O cálculo da associação considerou a aplicação da alíquota-padrão estimada de 26,5% para o setor aéreo.
A reforma tributária foi promulgada em dezembro de 2023, depois de décadas de discussão no Congresso Nacional. A Emenda Constitucional 132 unificou tributos sobre o consumo, criou o IBS, a CBS e o Imposto Seletivo.
A partir de 1º de janeiro, começam a valer a CBS e o IS, enquanto PIS e Cofins deixam de existir.
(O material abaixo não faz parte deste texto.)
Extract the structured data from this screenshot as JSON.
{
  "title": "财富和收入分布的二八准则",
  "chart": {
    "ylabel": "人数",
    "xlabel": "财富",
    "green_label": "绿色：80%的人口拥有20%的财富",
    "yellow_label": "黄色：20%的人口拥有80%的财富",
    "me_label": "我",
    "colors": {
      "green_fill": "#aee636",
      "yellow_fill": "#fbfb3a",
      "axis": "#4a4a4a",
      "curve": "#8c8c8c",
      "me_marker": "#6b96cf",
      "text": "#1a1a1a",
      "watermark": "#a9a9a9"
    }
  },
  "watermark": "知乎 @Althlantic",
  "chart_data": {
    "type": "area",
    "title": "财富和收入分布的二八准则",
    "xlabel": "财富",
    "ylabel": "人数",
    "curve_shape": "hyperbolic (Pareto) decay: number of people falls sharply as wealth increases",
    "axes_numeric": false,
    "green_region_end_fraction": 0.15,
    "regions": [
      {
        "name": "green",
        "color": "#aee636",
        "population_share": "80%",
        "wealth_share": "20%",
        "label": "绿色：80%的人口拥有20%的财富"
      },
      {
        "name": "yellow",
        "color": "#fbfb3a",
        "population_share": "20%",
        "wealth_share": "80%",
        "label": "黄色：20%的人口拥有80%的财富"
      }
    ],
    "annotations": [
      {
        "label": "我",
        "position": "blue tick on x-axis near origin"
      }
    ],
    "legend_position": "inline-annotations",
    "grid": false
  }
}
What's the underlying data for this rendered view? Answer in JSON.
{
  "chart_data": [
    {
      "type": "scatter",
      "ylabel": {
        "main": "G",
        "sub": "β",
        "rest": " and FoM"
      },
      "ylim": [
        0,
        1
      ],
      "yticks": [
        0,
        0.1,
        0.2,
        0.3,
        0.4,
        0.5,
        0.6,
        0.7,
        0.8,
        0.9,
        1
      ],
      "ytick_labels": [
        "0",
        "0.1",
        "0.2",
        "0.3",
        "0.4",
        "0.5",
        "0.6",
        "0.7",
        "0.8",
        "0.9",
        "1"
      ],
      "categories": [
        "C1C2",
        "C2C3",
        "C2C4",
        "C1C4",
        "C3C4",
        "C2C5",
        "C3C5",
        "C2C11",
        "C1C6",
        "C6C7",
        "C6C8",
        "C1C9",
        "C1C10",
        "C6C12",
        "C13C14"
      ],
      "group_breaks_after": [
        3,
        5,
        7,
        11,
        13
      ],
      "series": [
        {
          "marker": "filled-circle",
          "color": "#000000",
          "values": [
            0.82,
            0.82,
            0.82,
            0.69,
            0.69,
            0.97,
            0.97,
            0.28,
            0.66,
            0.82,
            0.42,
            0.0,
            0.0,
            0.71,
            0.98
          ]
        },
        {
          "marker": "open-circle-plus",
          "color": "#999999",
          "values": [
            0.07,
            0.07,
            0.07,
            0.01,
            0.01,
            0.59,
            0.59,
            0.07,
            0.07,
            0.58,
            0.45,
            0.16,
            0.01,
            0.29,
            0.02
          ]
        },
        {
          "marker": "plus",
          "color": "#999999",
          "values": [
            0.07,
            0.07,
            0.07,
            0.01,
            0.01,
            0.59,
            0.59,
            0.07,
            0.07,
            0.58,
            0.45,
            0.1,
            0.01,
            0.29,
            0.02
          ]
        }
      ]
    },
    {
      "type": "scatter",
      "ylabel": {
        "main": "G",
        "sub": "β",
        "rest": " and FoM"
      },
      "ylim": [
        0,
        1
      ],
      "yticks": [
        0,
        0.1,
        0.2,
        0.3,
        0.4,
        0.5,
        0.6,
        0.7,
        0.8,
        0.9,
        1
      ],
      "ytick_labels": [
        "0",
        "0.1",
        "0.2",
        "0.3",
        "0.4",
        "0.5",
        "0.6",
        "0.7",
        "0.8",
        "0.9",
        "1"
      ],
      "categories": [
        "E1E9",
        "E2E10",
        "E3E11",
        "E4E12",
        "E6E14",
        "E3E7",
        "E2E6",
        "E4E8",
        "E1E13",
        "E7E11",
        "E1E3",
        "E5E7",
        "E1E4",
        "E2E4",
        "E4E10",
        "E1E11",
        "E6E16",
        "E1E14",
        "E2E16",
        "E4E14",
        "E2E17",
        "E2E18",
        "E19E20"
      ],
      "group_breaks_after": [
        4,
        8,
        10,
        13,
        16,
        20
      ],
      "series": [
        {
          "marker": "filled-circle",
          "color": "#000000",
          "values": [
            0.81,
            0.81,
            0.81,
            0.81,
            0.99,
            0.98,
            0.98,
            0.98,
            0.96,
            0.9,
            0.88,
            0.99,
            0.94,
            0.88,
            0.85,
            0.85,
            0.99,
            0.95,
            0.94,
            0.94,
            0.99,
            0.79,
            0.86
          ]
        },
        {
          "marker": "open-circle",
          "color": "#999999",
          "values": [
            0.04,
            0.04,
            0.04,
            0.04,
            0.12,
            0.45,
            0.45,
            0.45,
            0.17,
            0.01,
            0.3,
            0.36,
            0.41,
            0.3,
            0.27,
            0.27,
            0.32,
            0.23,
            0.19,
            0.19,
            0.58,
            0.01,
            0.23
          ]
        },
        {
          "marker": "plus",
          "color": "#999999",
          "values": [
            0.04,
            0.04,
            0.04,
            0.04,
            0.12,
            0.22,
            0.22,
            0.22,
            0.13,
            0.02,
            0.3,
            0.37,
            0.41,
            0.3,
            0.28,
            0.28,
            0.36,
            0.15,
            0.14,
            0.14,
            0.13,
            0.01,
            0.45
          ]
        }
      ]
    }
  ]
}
Já o IBS começará sua fase de transição em 2027, mas substituirá gradualmente ICMS e ISS de 2029 a 2032. O novo modelo estará plenamente em vigor em 2033.
A Alta afirma que a alta no valor das passagens tem o potencial de reduzir a demanda em 21,1% no cenário doméstico e em 17,8% no internacional. “A redução da demanda exige ajustes por parte das companhias aéreas”, declara. A capacidade pode ser reduzida, ocasionando a desaceleração da expansão da malha aérea.
Análise da Alta com dados da Agência Nacional de Aviação Civil mostra que o setor está sob pressão financeira.